Sen. Leno suggested that the cost to the state of longer sentences could reach hundreds of millions of dollars in the next ten years — at a time when California prisons are critically overcrowded and revenues are critically sparse.
But Daphne Phung, Founder of California Against Slavery, Prop 35’s primary sponsor, countered that, “If this initiative prevents only one child from being trafficked, it’s really worth it.”
Leno also questioned Prop 35’s requirement that convicted sex traffickers register as sex offenders — whether or not they have committed what are traditionally considered sex crimes.
While this will further burden California’s already-failing sex offender registry, which struggles without adequate funding for enforcement, logic suggests that trafficking a child to be raped by someone else is as great an offense as raping the child oneself. Plenty of voters would likely opt for being informed when a convicted sex trafficker moves to the neighborhood.
And this provides a nice segue to issues of civil liberty, a frequent basis of criticism of sex offender registry laws, which mandate that perpetrators who have served their sentences receive what some consider unconstitutional, lifelong punishment in the form of public shaming and harassment as a result of the registries.

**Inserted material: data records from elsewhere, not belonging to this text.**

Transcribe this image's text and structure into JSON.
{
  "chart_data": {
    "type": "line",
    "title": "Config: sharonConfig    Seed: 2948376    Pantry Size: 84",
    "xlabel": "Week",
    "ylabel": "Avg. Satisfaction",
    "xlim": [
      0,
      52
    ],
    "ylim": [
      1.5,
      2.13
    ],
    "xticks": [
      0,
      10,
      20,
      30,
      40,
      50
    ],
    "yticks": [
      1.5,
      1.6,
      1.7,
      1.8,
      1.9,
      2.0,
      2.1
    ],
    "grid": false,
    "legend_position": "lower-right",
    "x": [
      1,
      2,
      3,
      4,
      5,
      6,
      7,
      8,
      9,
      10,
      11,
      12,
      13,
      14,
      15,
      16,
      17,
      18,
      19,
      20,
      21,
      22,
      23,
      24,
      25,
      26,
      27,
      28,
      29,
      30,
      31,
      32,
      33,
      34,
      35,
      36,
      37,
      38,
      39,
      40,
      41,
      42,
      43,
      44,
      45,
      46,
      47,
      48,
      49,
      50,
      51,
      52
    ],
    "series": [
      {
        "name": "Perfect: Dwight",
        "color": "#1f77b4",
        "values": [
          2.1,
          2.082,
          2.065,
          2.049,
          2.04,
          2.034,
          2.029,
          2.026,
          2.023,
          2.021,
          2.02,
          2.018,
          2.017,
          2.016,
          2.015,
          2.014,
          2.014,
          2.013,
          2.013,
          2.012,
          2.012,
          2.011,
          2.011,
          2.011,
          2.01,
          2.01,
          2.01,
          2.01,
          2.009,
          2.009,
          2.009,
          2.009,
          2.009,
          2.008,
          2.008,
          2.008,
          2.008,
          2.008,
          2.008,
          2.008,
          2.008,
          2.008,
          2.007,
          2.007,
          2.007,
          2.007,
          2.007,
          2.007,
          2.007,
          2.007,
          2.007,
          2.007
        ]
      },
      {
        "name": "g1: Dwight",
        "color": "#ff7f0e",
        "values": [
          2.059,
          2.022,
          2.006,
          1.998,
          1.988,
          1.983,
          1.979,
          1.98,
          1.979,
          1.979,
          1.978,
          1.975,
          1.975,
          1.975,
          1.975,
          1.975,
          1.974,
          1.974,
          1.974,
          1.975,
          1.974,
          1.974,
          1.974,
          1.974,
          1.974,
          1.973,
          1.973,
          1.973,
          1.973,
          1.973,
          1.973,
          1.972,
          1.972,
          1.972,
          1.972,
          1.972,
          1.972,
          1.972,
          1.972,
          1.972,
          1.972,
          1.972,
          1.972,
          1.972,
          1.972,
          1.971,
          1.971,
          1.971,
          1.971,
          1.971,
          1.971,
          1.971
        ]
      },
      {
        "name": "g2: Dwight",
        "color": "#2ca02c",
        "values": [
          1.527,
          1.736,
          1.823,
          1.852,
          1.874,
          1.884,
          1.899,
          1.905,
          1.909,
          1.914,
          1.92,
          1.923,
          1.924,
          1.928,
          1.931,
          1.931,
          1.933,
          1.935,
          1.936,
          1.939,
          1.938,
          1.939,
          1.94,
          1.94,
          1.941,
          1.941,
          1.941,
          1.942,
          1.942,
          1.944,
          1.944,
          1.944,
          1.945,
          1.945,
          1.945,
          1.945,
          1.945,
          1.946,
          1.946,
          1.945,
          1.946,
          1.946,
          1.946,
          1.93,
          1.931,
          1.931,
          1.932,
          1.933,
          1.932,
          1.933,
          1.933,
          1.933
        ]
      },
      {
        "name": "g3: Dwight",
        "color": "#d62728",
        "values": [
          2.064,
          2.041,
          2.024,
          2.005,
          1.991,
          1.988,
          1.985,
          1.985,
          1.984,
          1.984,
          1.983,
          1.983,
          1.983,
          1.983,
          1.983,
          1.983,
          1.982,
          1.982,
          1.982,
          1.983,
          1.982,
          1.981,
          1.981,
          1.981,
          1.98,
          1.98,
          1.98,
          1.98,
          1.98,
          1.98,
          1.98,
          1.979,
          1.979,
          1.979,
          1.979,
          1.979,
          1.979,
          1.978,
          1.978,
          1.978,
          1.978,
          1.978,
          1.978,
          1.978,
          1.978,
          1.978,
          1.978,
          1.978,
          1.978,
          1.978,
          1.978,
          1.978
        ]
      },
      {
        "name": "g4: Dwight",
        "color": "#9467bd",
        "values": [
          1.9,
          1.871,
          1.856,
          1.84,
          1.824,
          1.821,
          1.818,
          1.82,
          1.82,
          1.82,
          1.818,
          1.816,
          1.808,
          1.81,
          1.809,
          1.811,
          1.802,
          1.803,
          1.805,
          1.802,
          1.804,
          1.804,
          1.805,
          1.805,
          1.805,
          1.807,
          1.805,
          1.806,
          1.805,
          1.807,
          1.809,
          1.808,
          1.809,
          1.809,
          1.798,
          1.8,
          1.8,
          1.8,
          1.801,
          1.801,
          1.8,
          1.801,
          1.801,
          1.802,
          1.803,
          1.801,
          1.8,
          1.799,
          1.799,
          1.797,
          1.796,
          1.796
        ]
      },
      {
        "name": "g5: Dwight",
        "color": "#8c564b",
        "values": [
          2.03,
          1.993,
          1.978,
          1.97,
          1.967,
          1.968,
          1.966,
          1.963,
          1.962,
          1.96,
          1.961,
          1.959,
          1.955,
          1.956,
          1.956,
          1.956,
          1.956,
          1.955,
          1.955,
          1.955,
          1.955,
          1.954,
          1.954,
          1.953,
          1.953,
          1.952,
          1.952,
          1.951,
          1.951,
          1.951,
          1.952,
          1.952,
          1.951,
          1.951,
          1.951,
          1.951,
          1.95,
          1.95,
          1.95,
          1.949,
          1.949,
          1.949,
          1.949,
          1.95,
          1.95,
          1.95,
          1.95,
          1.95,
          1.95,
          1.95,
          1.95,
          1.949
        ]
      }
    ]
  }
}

Prop 35 would add fuel to this fiery debate by further mandating that all sex offenders (which would include sex traffickers if the measure passes) report their Internet service providers, online identities, user names and email addresses to law enforcement. The measure’s intent is to prevent online sexual exploitation, pornography, and recruitment for trafficking purposes, but the ACLU thinks it goes too far.
The organization’s legislative director for California, Francisco Lobaco, said at a hearing on Prop 35 that it raises serious free speech concerns: “The Supreme Court has long held that the First Amendment protects the right to speak anonymously. The initiative infringes on that right of registrants to speak anonymously on the Internet, because it means a person who is convicted decades ago of a relatively minor sex offense, such as indecent exposure, or a crime that has absolutely nothing to do with either children or the use of the Internet, must now inform the police of any name he or she uses in any sort of online discussion group. … This raises significant constitutional issues if in fact this initiative were to pass.”
And when that happens, those who question Prop 35 might be relieved to know that the sponsors wisely included a failsafe mechanism: Once passed, the resulting act can be amended by a simple majority of the votes in the state legislature, which begs the question of why the sponsors didn’t work with the legislature to begin with.
Klaas’ response to the question is steeped in experience.
“Lawmaking is frustrating at any level,” he said. “I’m torn by this, but I’m loathsome of the legislature. I can’t stand it up there [in Sacramento]. I’m in contempt of the whole bunch of them. It’s a terrible process. But the initiative is a process that can get things done.”
Klaas is correct: Initiatives can get things done — sometimes good things, sometimes bad.
California initiatives have banned same-sex marriage (Prop 8, in 2008), done away with bilingual education (Prop 227, in 1998), undermined funding for public schools (Prop 13, in 1978), mandated life sentences that have been wildly more severe than some “third strike” offenses warranted (Prop 184, in 1994), prohibited affirmative action in public employment, education and contracting (Prop 209, in 1996), denied healthcare and education to undocumented immigrants (Prop 187, in 1994), and the list of supposed “citizen” initiative fiascos goes on.
In the meantime, Prop 35 is going to pass, and we can only wait to see if it produces good things for the people of California or ends up in the rogue’s gallery of ill-conceived and malevolent ballot measures.